Через минуту-другую Скрабов,
находящийся в салоне, в наглую
расшвыривал старушек; а тех, что были
потяжелее, беспощадно давил могучим
телом, медленно, но верно пробираясь к
любимому месту — окну. Впрочем, к
середине поездки Паше наскучило
смотреть на грязную трассу, и он решил
узнать время, спросив у рядом стоящего
пассажира:
—
Не подскажите, который час?
В
ответ сонный пассажир молча поднял с
пола хозяйственную сумку, медленно
извлёк оттуда неизвестное, но явно
взрывное устройство с часовым
механизмом, посмотрел на циферблат,
невнятно промямлил что-то и бросил бомбу
обратно в сумку. Паша успокоился — до
первого урока было ещё далеко — и от
скуки по обыкновению принялся вычислять
число 1689Е в шестнадцатиричной системе
счисления.
Наконец,
автобус доплыл до конечной остановки и,
издав мотором последний отчаянный вздох,
стал медленно погружаться в мутную
городскую жижу. Паша с некоторым
состраданием подумал, что этой
развалюхе не помешало бы отдохнуть
месяцок на Гаваях, чтобы не быть одним
колесом в могиле, но тут к автобусу уже
подъехала заботливая, как мать, машина
техпомощи и тихо пристроилась к
больному детищу, вольготно
расположившись на глубине нескольких
метров.
Скрабов
продолжил идти в школу, отвлекаясь на
несвойственные московскому февралю
события. А события творились чёрт знает
какие: машины упирались друг в друга, не
понимая, куда ехать; светофоры дружно
подмигивали им, пока не получили
массовое эпидемическое короткое
замыкание; водители и пешеходы
неадекватно бегали по крышам
автомобилей, менялись колёсами и
фонарями, жадно жевали собственную и
чужую гидро-одежду, взбирались на
светофоры, да и просто орали благим
матом.

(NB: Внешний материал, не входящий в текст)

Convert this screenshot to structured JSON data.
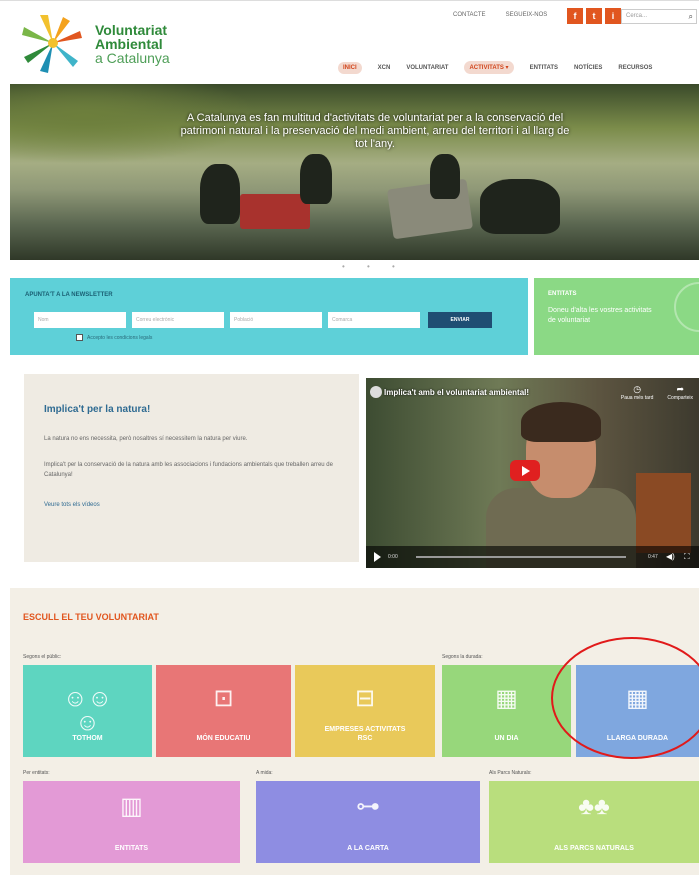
{
  "header": {
    "logo_lines": [
      "Voluntariat",
      "Ambiental",
      "a Catalunya"
    ],
    "top_links": [
      "CONTACTE",
      "SEGUEIX-NOS"
    ],
    "social": [
      "f",
      "t",
      "i"
    ],
    "search_placeholder": "Cerca...",
    "nav": [
      "INICI",
      "XCN",
      "VOLUNTARIAT",
      "ACTIVITATS ▾",
      "ENTITATS",
      "NOTÍCIES",
      "RECURSOS"
    ]
  },
  "hero": {
    "text": "A Catalunya es fan multitud d'activitats de voluntariat per a la conservació del patrimoni natural i la preservació del medi ambient, arreu del territori i al llarg de tot l'any.",
    "dots": "• • •"
  },
  "newsletter": {
    "title": "APUNTA'T A LA NEWSLETTER",
    "fields": [
      "Nom",
      "Correu electrònic",
      "Població",
      "Comarca"
    ],
    "button": "ENVIAR",
    "checkbox_label": "Accepto les condicions legals"
  },
  "entitats_box": {
    "title": "ENTITATS",
    "text": "Doneu d'alta les vostres activitats de voluntariat"
  },
  "implica": {
    "title": "Implica't per la natura!",
    "p1": "La natura no ens necessita, però nosaltres sí necessitem la natura per viure.",
    "p2": "Implica't per la conservació de la natura amb les associacions i fundacions ambientals que treballen arreu de Catalunya!",
    "link": "Veure tots els vídeos"
  },
  "video": {
    "title": "Implica't amb el voluntariat ambiental!",
    "watch_later": "Paua més tard",
    "share": "Comparteix",
    "time_start": "0:00",
    "time_end": "0:47"
  },
  "escull": {
    "title": "ESCULL EL TEU VOLUNTARIAT",
    "groups": [
      "Segons el públic:",
      "Segons la durada:",
      "Per entitats:",
      "A mida:",
      "Als Parcs Naturals:"
    ],
    "tiles": [
      {
        "label": "TOTHOM",
        "icon": "group-icon",
        "color": "#5ed5c0"
      },
      {
        "label": "MÓN EDUCATIU",
        "icon": "backpack-icon",
        "color": "#e87676"
      },
      {
        "label": "EMPRESES ACTIVITATS RSC",
        "icon": "briefcase-icon",
        "color": "#e9c95a"
      },
      {
        "label": "UN DIA",
        "icon": "calendar-icon",
        "color": "#97d77b"
      },
      {
        "label": "LLARGA DURADA",
        "icon": "calendar-icon",
        "color": "#7fa7df"
      },
      {
        "label": "ENTITATS",
        "icon": "buildings-icon",
        "color": "#e39ad6"
      },
      {
        "label": "A LA CARTA",
        "icon": "tape-measure-icon",
        "color": "#8e8de2"
      },
      {
        "label": "ALS PARCS NATURALS",
        "icon": "trees-icon",
        "color": "#b9de7d"
      }
    ]
  }
}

Скрабов, тем временем, впрочем,
уже достиг цели движения и смотрел на
здание школы с плохо скрываемой
ненавистью. На крыльце его уже встречали
злорадно дружественные одноклассники, в
том числе и закадычный друг Андрей
Чайкин по прозвищу Чайка.
—
Здорово, Краб, — сдержанно
поприветствовал Скрабова Чайка. От
Андрея явственно несло перегаром, но
оставалось непонятно, уже сегодняшним
или ещё вчерашним.
Прозвенел
первый звонок, все побросали сигареты и
уже было собрались входить в здание, как
вдруг из школы вылетел отличник Мартов,
называемый в элите школы «ботаном» и
потому вечно битый.
—
Ботан идёт! — заорал Денис Лисицын,
непременный участник драк.
Не
успевший скрыться Мартов, остановился,
поваленный мощной ногой Чайки.
—
Нет!… нет!… На вашей силиконовой
поверхности, не обработанной
хлорированным гуталином, слишком много
заразных прокариотов и гетеротрофов!.. —
заорал было Мартов, но никто не проявил
интереса к его речи, в основном, занятый
процессом затаптывания тела противника.
Со вторым звонком все разбежались по
школе, оставив Мартова на крыльце
счищать с себя грязь и прилипшую повсюду
жевательную резинку.
….На
биологии проблевался Кентюхин — после
того, как в ответ на предложение молодой
глупой училки ответить домашнее задание
оторвал похмельную голову от стола и с
выражением продекламировал:
Пускай
нам говорит изменчивая мода,
Что
тема старая — страдания народа!
Открыв
с последним судорожным вздохом окно,
Кентюхин даже не потрудился в него
попасть…
Алгебру
же вела старая, опытная и,
соответственно строгая Гадючка; никто
даже и не собирался бежать с её уроков. И
всё было хорошо, пока в середине урока
Скрабов вдруг не выдержал и во весь
голос заорал припев слушаемой в плэйере
песни: «She said
fuck you! Yes, yes!», после чего, не дожидаясь
приглашения учительницы,
самостоятельно удалился из помещения.
Класс, впрочем, никак не отреагировал на
событие, ибо такое случалось ежедневно
— если не с одним, так с другим.
Непривычно
пустой и тихий коридор профессионально
освещался утренним солнцем. Не долго
думая, Паша достал из кармана маркер и
стал прихотливо писать на стене надпись
«PUNK-ROCK FOREVER»,
но тут из соседнего класса вышел понурый
Мартов и уныло поплёлся в сторону
туалета. Скрабов стремительно преградил
ему путь, замахнулся для удара и вдруг,
не веря самому себе, доброжелательно
спросил:
—
Тебе нравится жить?
—
Да.
Скрабов
ударил Ботана по носу.
— А
теперь?
Мартов
тяжело дышал, ожидая следующего удара.
Скрабов видоизменил вопрос:
—
Почему тебе нравится жить?
—
Ну… если б не нравилось… я б с собой
покончил уже давно…
—
Ну, так почему?
— Я
просто счастлив…
— С
чего это вдруг?
—
Мне нравится… наблюдать за вами… вы
такие странные… пьёте… бьёте… зачем
только это надо…
— Я
не задумывался об этом, — честно ответил
Паша, не уточняя, что за всю свою жизнь он
вообще ни разу ни о чём не задумывался, —
наверное, мы просто подростки.
—
Но ведь я… я — тоже подросток…
—
Нет, Ботан, — убеждённо ответил Паша, —
ты — не подросток. Ты — ошибка.
— А
почему именно я?… Может, это вы все —
ошибки?
—
Да я сейчас врежу тебе, лопух! Нас много,
а ты один! Один!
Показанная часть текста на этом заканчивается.